In an address to the National Press Club, Mr Frydenberg noted opportunities provided to workers through schemes such as JobKeeper and JobMaker will not be fully realised unless efforts are made to address the “inflexible industrial relations system”.
“Early survey results of the use of these [IR] provisions indicate businesses have found the changes to be essential to their ability, to adjust and get through these challenging times,” Mr Frydenberg said.
“Three out of four surveyed employers used the flexibilities provided for by the provisions. Almost all surveyed employees that used the flexibilities have said such access was important to keep their business operating and their employees in jobs.
“And 80 per cent of surveyed employers support the continuation of the JobKeeper flexibilities for a further period of time, with job losses and business closure being the most commonly cited impact of not being able to use the provisions into the future.”
As a result, Mr Frydenberg said there is no doubt that the industrial relations system is overly complex and rigid, and that the temporary changes have revealed how big an impact a more flexible system can have in keeping Australians employed.
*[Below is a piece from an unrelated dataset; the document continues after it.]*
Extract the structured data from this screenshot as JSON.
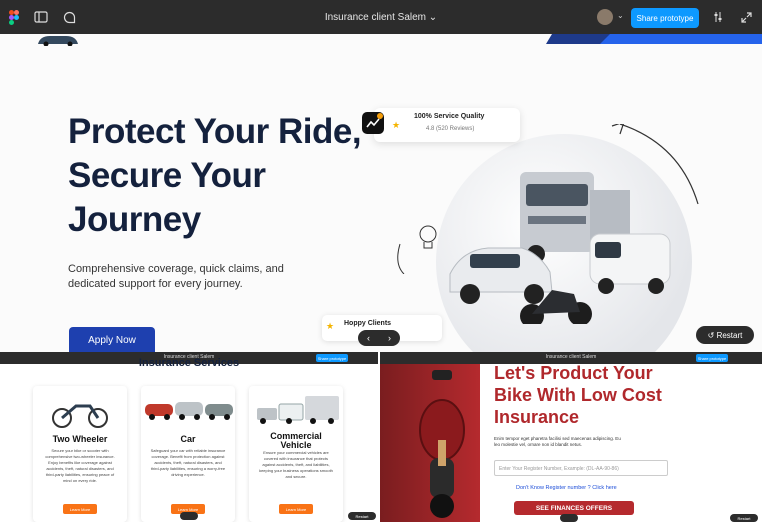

“For the system to deliver more jobs, it will need to evolve to meet the jobs challenge the country faces,” he said.
“This is the reason why the work that the Attorney-General is leading is so integral to the recovery and why all parties must constantly ask themselves, ‘Will the changes they seek create more jobs or less?’.
“That is the critical question for all participants.”
Tax changes to support business investment
Mr Frydenberg said the government is already driving reform in taxation by abolishing an entire income tax bracket and delivering the largest personal income tax cuts in more than 20 years.
“Over coming months, our legislated tax cuts will see over $7 billion flow into the pockets of taxpayers as millions of Australians lodge their income tax returns,” he said.
Mr Frydenberg also noted a prioritisation of tax changes that support business investment and will continue to do so, saying there can be no sustained recovery without new investment.
“I’m encouraged by the early discussions I’m having with state treasurers about tax issues at our Council of Federal Financial Relations meetings,” he said.
“We all recognise there is a need and an opportunity for reform in a very complex area with many moving parts.
“Our principles are agreed. We are all in favour of tax reform that delivers a simpler, more efficient and sustainable tax system as a pathway to more jobs and investment.”
Reducing licensing and registration red tape
In addition, Mr Frydenberg pointed to reducing licensing and registration requirements between states as an area “long overdue”, noting that there are over 800 different licences in manual trades alone.
He said based on their recent discussions, the government is well placed to make substantial progress on this issue.
“We need to trust each other across the federation. If an individual is licensed and registered in one jurisdiction, that should be easily recognised across the country,” Mr Frydenberg said.
“We also need to tackle planning and zoning and push forward long-overdue reforms. As the Productivity Commission has reported, these reforms could unlock around $1 billion of economic activity each year in Sydney alone.
“This shows what practical changes can do to help businesses grow.”